Torta Barozzi is a traditional gluten-free chocolate cake. A key feature is the mixture of peanut and almond flours.

Moist on the inside and crumbly on the outside, this chocolate cake it is typical of the small town of Vignola, Emilia Romagna.

 


Serves 4, Preparation 25 mins, Cooking 30 mins

  • 250g dark chocolate, 75% cocoa 
  • 150g caster sugar
  • 4 free-range eggs
  • 50g peeled almonds finely minced, or use almond flour
  • 50g unsalted peanuts finely minced, or use peanut flour
  • 120g unsalted butter
  • 30g coffee grounds, or 1 small cup of ristretto, an espresso made with half the water
  • A small glass of dark rum

Method

Prepare a cup of coffee in a stovetop moka pot and keep the grounds after brewing. Or use a cup of ristretto coffee.

For the flours, blitz almonds and peanuts in your food processor.

Tip: It is better to pulse the peanuts and almonds. If the processor runs non-stop, the mixture will become too hot and release oil, affecting the flavour.

Soften the butter in a saucepan, add the chopped chocolate and melt while stirring. Set aside to cool, then add to the egg yolks and half the sugar, again while stirring.

Tip: The chocolate and butter mixture needs to have cooled to no hotter than lukewarm, otherwise it will cook the yolks

Add the flours, coffee grounds, or ristretto, and rum, and stir.

In another bowl, whip the egg whites until firm, adding the remaining sugar when they are half-whipped. Combine with the chocolate mixture, working gently upwards from the bottom of the bowl.

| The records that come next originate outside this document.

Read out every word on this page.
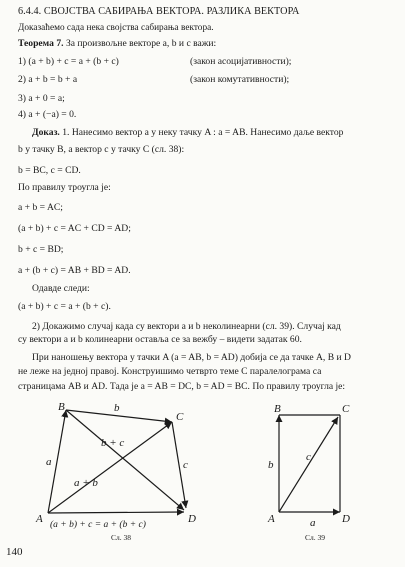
6.4.4. СВОЈСТВА САБИРАЊА ВЕКТОРА. РАЗЛИКА ВЕКТОРА
Доказаћемо сада нека својства сабирања вектора.
Теорема 7. За произвољне векторе a, b и c важи:
1) (a + b) + c = a + (b + c)	(закон асоцијативности);
2) a + b = b + a	(закон комутативности);
3) a + 0 = a;
4) a + (−a) = 0.
Доказ. 1. Нанесимо вектор a у неку тачку A : a = AB. Нанесимо даље вектор
b у тачку B, а вектор c у тачку C (сл. 38):
b = BC, c = CD.
По правилу троугла је:
a + b = AC;
(a + b) + c = AC + CD = AD;
b + c = BD;
a + (b + c) = AB + BD = AD.
Одавде следи:
(a + b) + c = a + (b + c).
2) Докажимо случај када су вектори a и b неколинеарни (сл. 39). Случај кад
су вектори a и b колинеарни оставља се за вежбу – видети задатак 60.
При наношењу вектора у тачки A (a = AB, b = AD) добија се да тачке A, B и D
не леже на једној правој. Конструишимо четврто теме C паралелограма са
страницама AB и AD. Тада је a = AB = DC, b = AD = BC. По правилу троугла је:
B
C
A	D
a
b
c
a + b
b + c
(a + b) + c = a + (b + c)
Сл. 38
B	C
A	D
b
a
c
Сл. 39
140
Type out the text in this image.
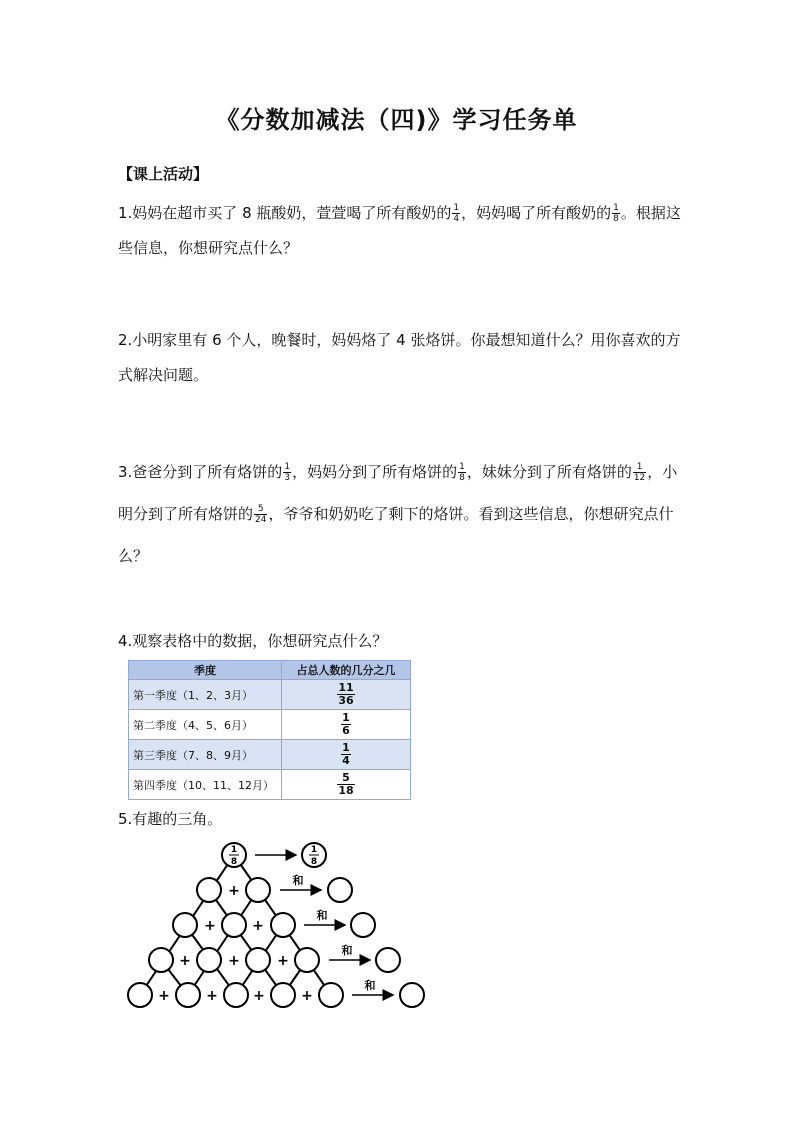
《分数加减法（四)》学习任务单
【课上活动】
1.妈妈在超市买了 8 瓶酸奶，萱萱喝了所有酸奶的 $\frac{1}{4}$ ，妈妈喝了所有酸奶的 $\frac{1}{8}$ 。根据这些信息，你想研究点什么？
2.小明家里有 6 个人，晚餐时，妈妈烙了 4 张烙饼。你最想知道什么？用你喜欢的方式解决问题。
3.爸爸分到了所有烙饼的 $\frac{1}{3}$ ，妈妈分到了所有烙饼的 $\frac{1}{8}$ ，妹妹分到了所有烙饼的 $\frac{1}{12}$ ，小明分到了所有烙饼的 $\frac{5}{24}$ ，爷爷和奶奶吃了剩下的烙饼。看到这些信息，你想研究点什么？
4.观察表格中的数据，你想研究点什么？
季度	占总人数的几分之几
第一季度（1、2、3月）	$\frac{11}{36}$

第二季度（4、5、6月）	$\frac{1}{6}$

第三季度（7、8、9月）	$\frac{1}{4}$

第四季度（10、11、12月）	$\frac{5}{18}$
5.有趣的三角。
1
8
1
8
+
+	+
+	+	+
+	+	+	+
和
和
和
和
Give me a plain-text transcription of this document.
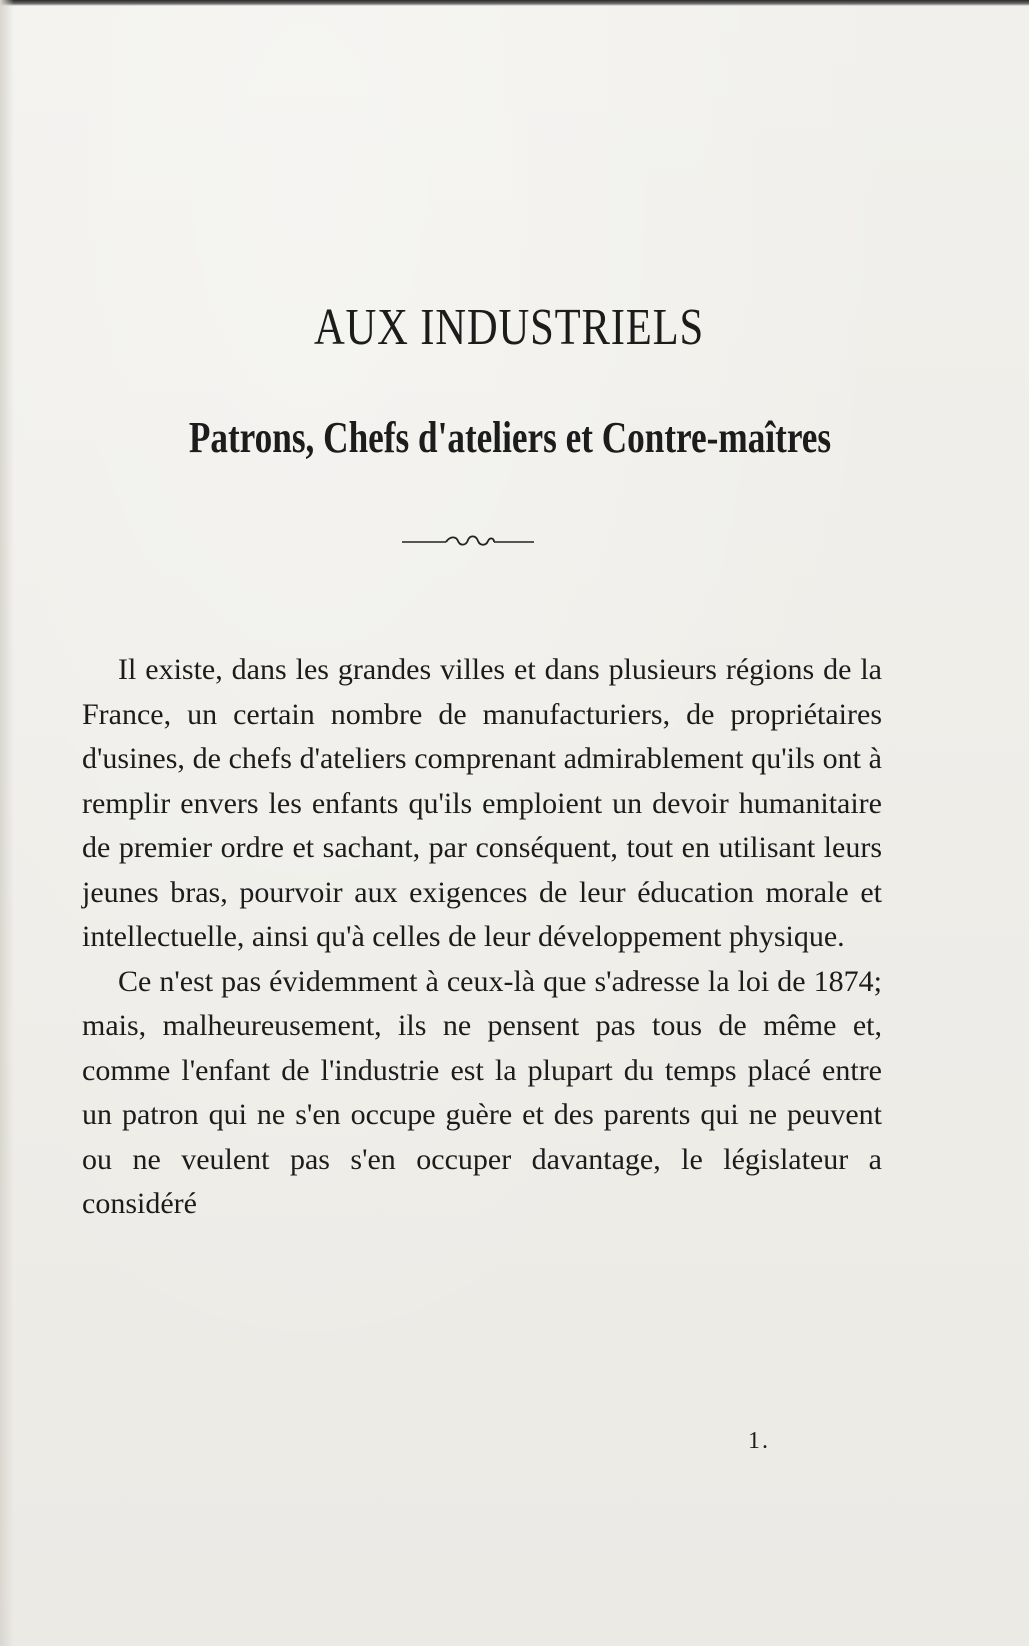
AUX INDUSTRIELS
Patrons, Chefs d'ateliers et Contre-maîtres

Il existe, dans les grandes villes et dans plusieurs régions de la France, un certain nombre de manufacturiers, de propriétaires d'usines, de chefs d'ateliers comprenant admirablement qu'ils ont à remplir envers les enfants qu'ils emploient un devoir humanitaire de premier ordre et sachant, par conséquent, tout en utilisant leurs jeunes bras, pourvoir aux exigences de leur éducation morale et intellectuelle, ainsi qu'à celles de leur développement physique.

Ce n'est pas évidemment à ceux-là que s'adresse la loi de 1874; mais, malheureusement, ils ne pensent pas tous de même et, comme l'enfant de l'industrie est la plupart du temps placé entre un patron qui ne s'en occupe guère et des parents qui ne peuvent ou ne veulent pas s'en occuper davantage, le législateur a considéré

1.
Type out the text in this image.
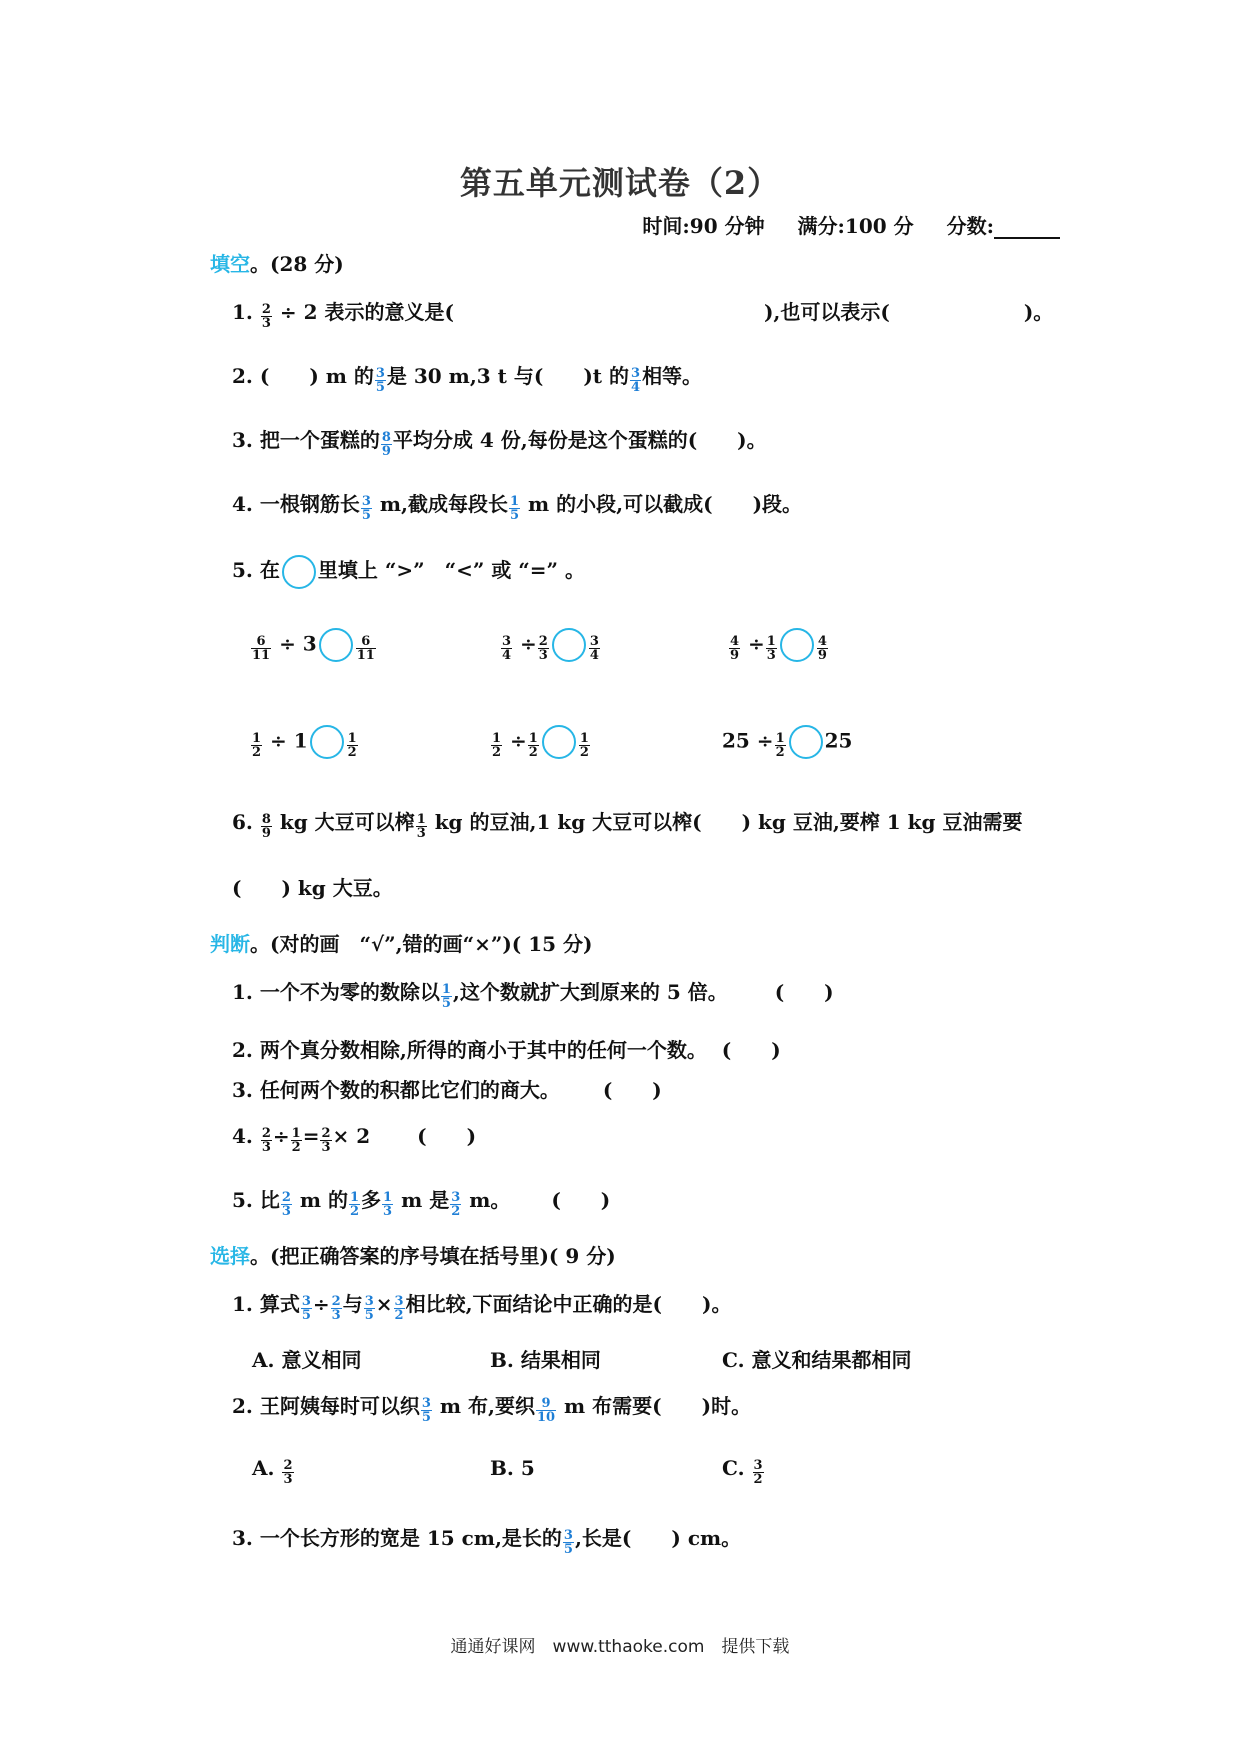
第五单元测试卷（2）
时间:90 分钟 满分:100 分 分数:
填空。(28 分)
1. $\frac{2}{3} \div 2$ 表示的意义是(	),也可以表示(	)。
2. (　　) m 的 $\frac{3}{5}$ 是 30 m,3 t 与(　　)t 的 $\frac{3}{4}$ 相等。
3. 把一个蛋糕的 $\frac{8}{9}$ 平均分成 4 份,每份是这个蛋糕的(　　)。
4. 一根钢筋长 $\frac{3}{5} m$,截成每段长 $\frac{1}{5}$ m 的小段,可以截成(　　)段。
5. 在 里填上 “>”　“<” 或 “=” 。
$\frac{6}{11} \div 3$	$\frac{6}{11}$	$\frac{3}{4} \div \frac{2}{3}$	$\frac{3}{4}$	$\frac{4}{9} \div \frac{1}{3}$	$\frac{4}{9}$
$\frac{1}{2} \div 1$	$\frac{1}{2}$	$\frac{1}{2} \div \frac{1}{2}$	$\frac{1}{2}$	$25 \div \frac{1}{2} 25$
6. $\frac{8}{9}$ kg 大豆可以榨 $\frac{1}{3}$ kg 的豆油,1 kg 大豆可以榨(　　) kg 豆油,要榨 1 kg 豆油需要
(　　) kg 大豆。
判断。(对的画　“√”,错的画“×”)( 15 分)
1. 一个不为零的数除以 $\frac{1}{5}$ ,这个数就扩大到原来的 5 倍。 (　　)
2. 两个真分数相除,所得的商小于其中的任何一个数。 (　　)
3. 任何两个数的积都比它们的商大。 (　　)
4. $\frac{2}{3} \div \frac{1}{2} = \frac{2}{3} \times 2$ (　　)
5. 比 $\frac{2}{3}$ m 的 $\frac{1}{2}$ 多 $\frac{1}{3}$ m 是 $\frac{3}{2}$ m。 (　　)
选择。(把正确答案的序号填在括号里)( 9 分)
1. 算式 $\frac{3}{5} \div \frac{2}{3}$ 与 $\frac{3}{5} \times \frac{3}{2}$ 相比较,下面结论中正确的是(　　)。
A. 意义相同	B. 结果相同	C. 意义和结果都相同
2. 王阿姨每时可以织 $\frac{3}{5}$ m 布,要织 $\frac{9}{10}$ m 布需要(　　)时。
A. $\frac{2}{3}$	B. 5	C. $\frac{3}{2}$
3. 一个长方形的宽是 15 cm,是长的 $\frac{3}{5}$ ,长是(　　) cm。
通通好课网　www.tthaoke.com　提供下载
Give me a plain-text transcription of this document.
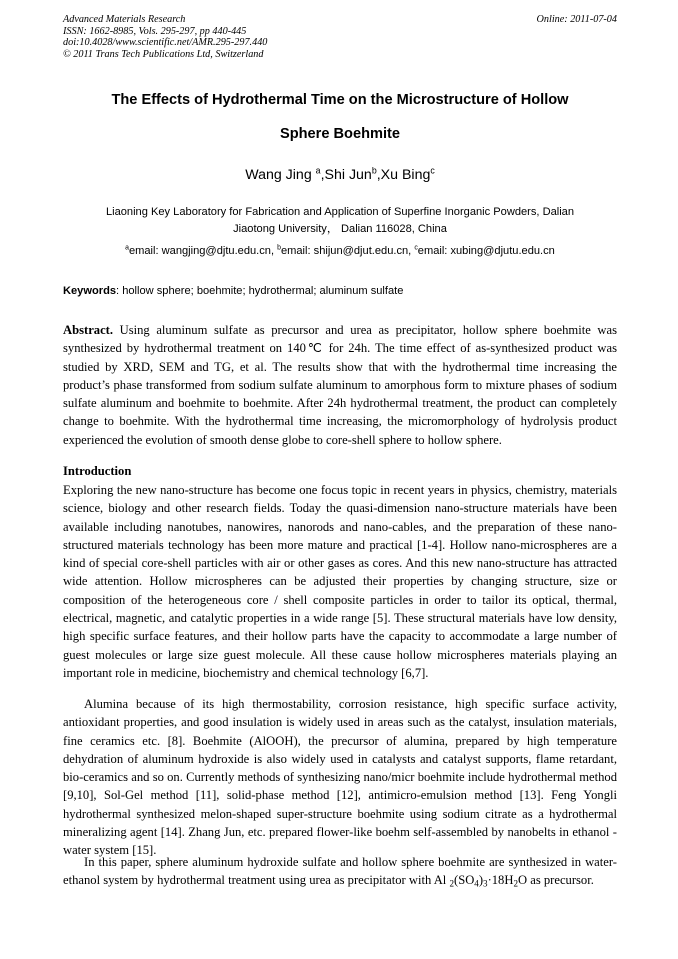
Advanced Materials Research
ISSN: 1662-8985, Vols. 295-297, pp 440-445
doi:10.4028/www.scientific.net/AMR.295-297.440
© 2011 Trans Tech Publications Ltd, Switzerland
Online: 2011-07-04
The Effects of Hydrothermal Time on the Microstructure of Hollow
Sphere Boehmite
Wang Jing $^a$,Shi Jun$^b$,Xu Bing$^c$
Liaoning Key Laboratory for Fabrication and Application of Superfine Inorganic Powders, Dalian
Jiaotong University， Dalian 116028, China
$^a$email: wangjing@djtu.edu.cn, $^b$email: shijun@djut.edu.cn, $^c$email: xubing@djutu.edu.cn
Keywords: hollow sphere; boehmite; hydrothermal; aluminum sulfate
Abstract. Using aluminum sulfate as precursor and urea as precipitator, hollow sphere boehmite was synthesized by hydrothermal treatment on 140℃ for 24h. The time effect of as-synthesized product was studied by XRD, SEM and TG, et al. The results show that with the hydrothermal time increasing the product’s phase transformed from sodium sulfate aluminum to amorphous form to mixture phases of sodium sulfate aluminum and boehmite to boehmite. After 24h hydrothermal treatment, the product can completely change to boehmite. With the hydrothermal time increasing, the micromorphology of hydrolysis product experienced the evolution of smooth dense globe to core-shell sphere to hollow sphere.
Introduction
Exploring the new nano-structure has become one focus topic in recent years in physics, chemistry, materials science, biology and other research fields. Today the quasi-dimension nano-structure materials have been available including nanotubes, nanowires, nanorods and nano-cables, and the preparation of these nano-structured materials technology has been more mature and practical [1-4]. Hollow nano-microspheres are a kind of special core-shell particles with air or other gases as cores. And this new nano-structure has attracted wide attention. Hollow microspheres can be adjusted their properties by changing structure, size or composition of the heterogeneous core / shell composite particles in order to tailor its optical, thermal, electrical, magnetic, and catalytic properties in a wide range [5]. These structural materials have low density, high specific surface features, and their hollow parts have the capacity to accommodate a large number of guest molecules or large size guest molecule. All these cause hollow microspheres materials playing an important role in medicine, biochemistry and chemical technology [6,7].
Alumina because of its high thermostability, corrosion resistance, high specific surface activity, antioxidant properties, and good insulation is widely used in areas such as the catalyst, insulation materials, fine ceramics etc. [8]. Boehmite (AlOOH), the precursor of alumina, prepared by high temperature dehydration of aluminum hydroxide is also widely used in catalysts and catalyst supports, flame retardant, bio-ceramics and so on. Currently methods of synthesizing nano/micr boehmite include hydrothermal method [9,10], Sol-Gel method [11], solid-phase method [12], antimicro-emulsion method [13]. Feng Yongli hydrothermal synthesized melon-shaped super-structure boehmite using sodium citrate as a hydrothermal mineralizing agent [14]. Zhang Jun, etc. prepared flower-like boehm self-assembled by nanobelts in ethanol - water system [15].
In this paper, sphere aluminum hydroxide sulfate and hollow sphere boehmite are synthesized in water-ethanol system by hydrothermal treatment using urea as precipitator with Al $_2(SO_4)_3\cdot 18H_2O$ as precursor.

Line a 20-22cm cake tin with foil and pour in the mixture. The foil should overlap the tin so that the cake can be lifted out easily.

Bake in the static oven to 180°C / 350°F / Gas 4 – 25–30 minutes.

The surface should be dry and slightly wrinkled. To check the inside, insert a stick into the middle of the cake – it should come out moist.

Take the cake out of the oven, let it cool completely, then cut into squares and serve.